Dixi-Prämie, Bahn-Chaos, Strafanzeigen, kein Krawall – Rostock-Bilanz mit Rätseln

Dixi-Prämie, Bahn-Chaos, Strafanzeigen, kein Krawall – Rostock-Bilanz mit Rätseln

Das Allerbeste am Nordduell zwischen dem FC St. Pauli und Hansa Rostock? Es wurde nach dem Abpfiff und auch am Tag danach vor allem über das Spiel gesprochen. Über den 1:0-Sieg der Kiezkicker, über Kopfball-Monster Jackson Irvine, den Riesenschritt in Richtung Bundesliga und über das historische Überflügeln des HSV in dieser Saison. Kurz: Über Fußball, nicht über Krawall. Warum das Duell der Erzrivalen und Aufeinandertreffen der verfeindeten Fanszenen so ruhig verlaufen ist – darüber wird noch immer gerätselt. Es gibt zwei Theorien: Panne oder Plan.  

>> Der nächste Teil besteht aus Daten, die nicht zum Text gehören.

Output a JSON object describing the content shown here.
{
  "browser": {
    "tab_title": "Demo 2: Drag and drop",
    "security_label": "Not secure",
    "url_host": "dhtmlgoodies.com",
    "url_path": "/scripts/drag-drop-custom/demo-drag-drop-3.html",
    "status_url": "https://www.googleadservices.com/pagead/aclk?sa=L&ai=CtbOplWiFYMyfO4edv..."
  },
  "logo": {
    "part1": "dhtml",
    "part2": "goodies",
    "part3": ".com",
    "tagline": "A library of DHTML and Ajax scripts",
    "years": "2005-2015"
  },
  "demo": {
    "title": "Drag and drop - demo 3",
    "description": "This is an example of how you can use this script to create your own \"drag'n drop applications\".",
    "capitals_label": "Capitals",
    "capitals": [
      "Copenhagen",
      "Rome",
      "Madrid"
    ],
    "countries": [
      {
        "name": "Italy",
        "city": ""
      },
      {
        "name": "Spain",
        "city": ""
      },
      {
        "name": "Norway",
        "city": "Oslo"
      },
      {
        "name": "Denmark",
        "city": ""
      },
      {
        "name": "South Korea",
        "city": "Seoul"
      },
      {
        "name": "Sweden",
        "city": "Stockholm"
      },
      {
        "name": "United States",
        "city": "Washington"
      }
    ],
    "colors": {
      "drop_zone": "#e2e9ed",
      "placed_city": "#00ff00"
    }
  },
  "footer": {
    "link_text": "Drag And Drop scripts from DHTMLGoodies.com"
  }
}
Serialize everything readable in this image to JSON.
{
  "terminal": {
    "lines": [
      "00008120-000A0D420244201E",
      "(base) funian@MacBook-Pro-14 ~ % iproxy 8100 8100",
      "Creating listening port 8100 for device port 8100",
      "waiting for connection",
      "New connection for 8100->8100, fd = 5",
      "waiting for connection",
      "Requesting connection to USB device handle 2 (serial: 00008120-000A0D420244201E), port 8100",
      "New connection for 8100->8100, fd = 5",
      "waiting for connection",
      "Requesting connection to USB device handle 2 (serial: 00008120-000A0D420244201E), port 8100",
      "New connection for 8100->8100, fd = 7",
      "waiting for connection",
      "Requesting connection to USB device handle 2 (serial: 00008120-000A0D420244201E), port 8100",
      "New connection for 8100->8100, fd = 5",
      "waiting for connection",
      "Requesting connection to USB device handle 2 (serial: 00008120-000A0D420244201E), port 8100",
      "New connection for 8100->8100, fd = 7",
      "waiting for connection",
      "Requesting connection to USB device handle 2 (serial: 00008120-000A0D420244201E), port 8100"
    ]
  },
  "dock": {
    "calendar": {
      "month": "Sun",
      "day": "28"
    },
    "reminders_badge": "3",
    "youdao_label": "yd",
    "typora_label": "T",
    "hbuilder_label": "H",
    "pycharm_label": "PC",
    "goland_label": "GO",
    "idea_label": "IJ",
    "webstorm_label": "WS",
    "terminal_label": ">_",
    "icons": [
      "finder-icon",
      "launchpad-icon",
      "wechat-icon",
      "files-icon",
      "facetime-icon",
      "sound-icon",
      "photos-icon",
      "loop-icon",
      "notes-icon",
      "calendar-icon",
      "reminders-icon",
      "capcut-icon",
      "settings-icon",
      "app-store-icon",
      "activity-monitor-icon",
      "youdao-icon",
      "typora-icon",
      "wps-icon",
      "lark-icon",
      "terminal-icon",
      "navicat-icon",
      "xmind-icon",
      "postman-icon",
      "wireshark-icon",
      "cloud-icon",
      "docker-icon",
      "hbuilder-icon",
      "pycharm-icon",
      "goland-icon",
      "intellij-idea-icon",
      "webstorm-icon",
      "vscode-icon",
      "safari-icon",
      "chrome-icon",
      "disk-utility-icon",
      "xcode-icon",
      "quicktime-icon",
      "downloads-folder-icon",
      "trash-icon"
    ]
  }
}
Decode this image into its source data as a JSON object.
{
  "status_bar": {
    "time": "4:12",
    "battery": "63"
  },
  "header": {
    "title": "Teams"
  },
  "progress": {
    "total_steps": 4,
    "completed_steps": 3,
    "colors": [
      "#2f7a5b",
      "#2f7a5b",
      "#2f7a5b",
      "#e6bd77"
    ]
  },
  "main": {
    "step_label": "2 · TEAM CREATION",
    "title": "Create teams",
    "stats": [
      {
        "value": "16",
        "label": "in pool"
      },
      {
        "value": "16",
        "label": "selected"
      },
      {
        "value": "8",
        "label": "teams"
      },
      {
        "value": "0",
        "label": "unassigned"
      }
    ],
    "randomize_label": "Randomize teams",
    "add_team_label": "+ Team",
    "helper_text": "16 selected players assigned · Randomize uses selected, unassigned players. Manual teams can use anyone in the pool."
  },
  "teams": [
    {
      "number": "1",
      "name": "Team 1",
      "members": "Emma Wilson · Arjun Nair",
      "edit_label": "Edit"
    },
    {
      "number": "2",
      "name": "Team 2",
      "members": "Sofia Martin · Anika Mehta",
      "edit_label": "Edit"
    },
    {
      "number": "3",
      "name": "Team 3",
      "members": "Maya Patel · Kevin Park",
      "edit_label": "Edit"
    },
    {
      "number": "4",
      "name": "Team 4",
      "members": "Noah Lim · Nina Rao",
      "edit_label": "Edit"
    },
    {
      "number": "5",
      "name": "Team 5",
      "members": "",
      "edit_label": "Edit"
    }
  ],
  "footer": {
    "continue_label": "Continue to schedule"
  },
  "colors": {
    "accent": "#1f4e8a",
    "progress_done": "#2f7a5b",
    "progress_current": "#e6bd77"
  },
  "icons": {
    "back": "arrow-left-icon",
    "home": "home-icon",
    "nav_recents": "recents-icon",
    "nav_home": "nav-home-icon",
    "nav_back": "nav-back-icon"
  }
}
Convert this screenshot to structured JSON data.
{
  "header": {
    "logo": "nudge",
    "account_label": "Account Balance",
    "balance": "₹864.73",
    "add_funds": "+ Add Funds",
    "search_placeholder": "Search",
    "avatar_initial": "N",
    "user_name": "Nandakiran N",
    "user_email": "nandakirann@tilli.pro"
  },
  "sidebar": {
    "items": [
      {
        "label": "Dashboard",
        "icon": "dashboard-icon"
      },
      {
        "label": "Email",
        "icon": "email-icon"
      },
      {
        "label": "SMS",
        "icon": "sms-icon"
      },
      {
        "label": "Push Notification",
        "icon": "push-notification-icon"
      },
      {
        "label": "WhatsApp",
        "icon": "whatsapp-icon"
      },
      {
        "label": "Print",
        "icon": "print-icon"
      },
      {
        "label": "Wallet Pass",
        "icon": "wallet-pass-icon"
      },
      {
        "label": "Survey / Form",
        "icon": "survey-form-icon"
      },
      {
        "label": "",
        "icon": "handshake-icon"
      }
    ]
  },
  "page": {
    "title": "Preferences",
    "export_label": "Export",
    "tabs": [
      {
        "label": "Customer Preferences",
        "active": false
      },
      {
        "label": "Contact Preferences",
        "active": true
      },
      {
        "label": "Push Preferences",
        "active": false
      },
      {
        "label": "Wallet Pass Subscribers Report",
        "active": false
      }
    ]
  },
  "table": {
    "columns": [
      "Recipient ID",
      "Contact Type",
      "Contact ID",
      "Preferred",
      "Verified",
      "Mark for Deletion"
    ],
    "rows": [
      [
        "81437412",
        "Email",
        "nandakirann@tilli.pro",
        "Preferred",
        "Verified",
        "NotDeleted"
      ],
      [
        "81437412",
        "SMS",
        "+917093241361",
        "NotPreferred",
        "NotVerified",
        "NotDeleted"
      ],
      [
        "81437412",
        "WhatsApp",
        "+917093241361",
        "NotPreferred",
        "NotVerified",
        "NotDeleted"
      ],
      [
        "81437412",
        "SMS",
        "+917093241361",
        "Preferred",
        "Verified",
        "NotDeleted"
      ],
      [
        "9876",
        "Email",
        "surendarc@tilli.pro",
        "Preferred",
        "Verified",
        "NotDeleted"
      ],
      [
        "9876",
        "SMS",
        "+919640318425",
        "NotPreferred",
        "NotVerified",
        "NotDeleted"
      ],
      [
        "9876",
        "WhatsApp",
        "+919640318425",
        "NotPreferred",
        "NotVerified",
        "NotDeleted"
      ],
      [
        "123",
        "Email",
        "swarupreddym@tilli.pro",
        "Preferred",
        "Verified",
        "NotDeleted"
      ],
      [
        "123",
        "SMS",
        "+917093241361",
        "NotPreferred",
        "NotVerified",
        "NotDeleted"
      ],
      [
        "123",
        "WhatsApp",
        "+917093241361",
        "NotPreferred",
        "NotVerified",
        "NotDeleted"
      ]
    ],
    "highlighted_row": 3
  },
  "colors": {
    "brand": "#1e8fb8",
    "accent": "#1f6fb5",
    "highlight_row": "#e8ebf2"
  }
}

Die wichtigste Nachricht zuerst: Den 40 Dixi-Klos, die für die Gästefans aufgestellt worden waren, geht es gut. Sie sind noch intakt, ganz – wenngleich bei dem ein oder anderen Exemplar der Zustand durchaus mit „beschissen“ beschrieben werden kann, was aber zum Job-Profil gehört. In vier der mobilen Kunststoff-Toiletten wurde brennbares Material gefunden, das jedoch nicht entzündet worden war.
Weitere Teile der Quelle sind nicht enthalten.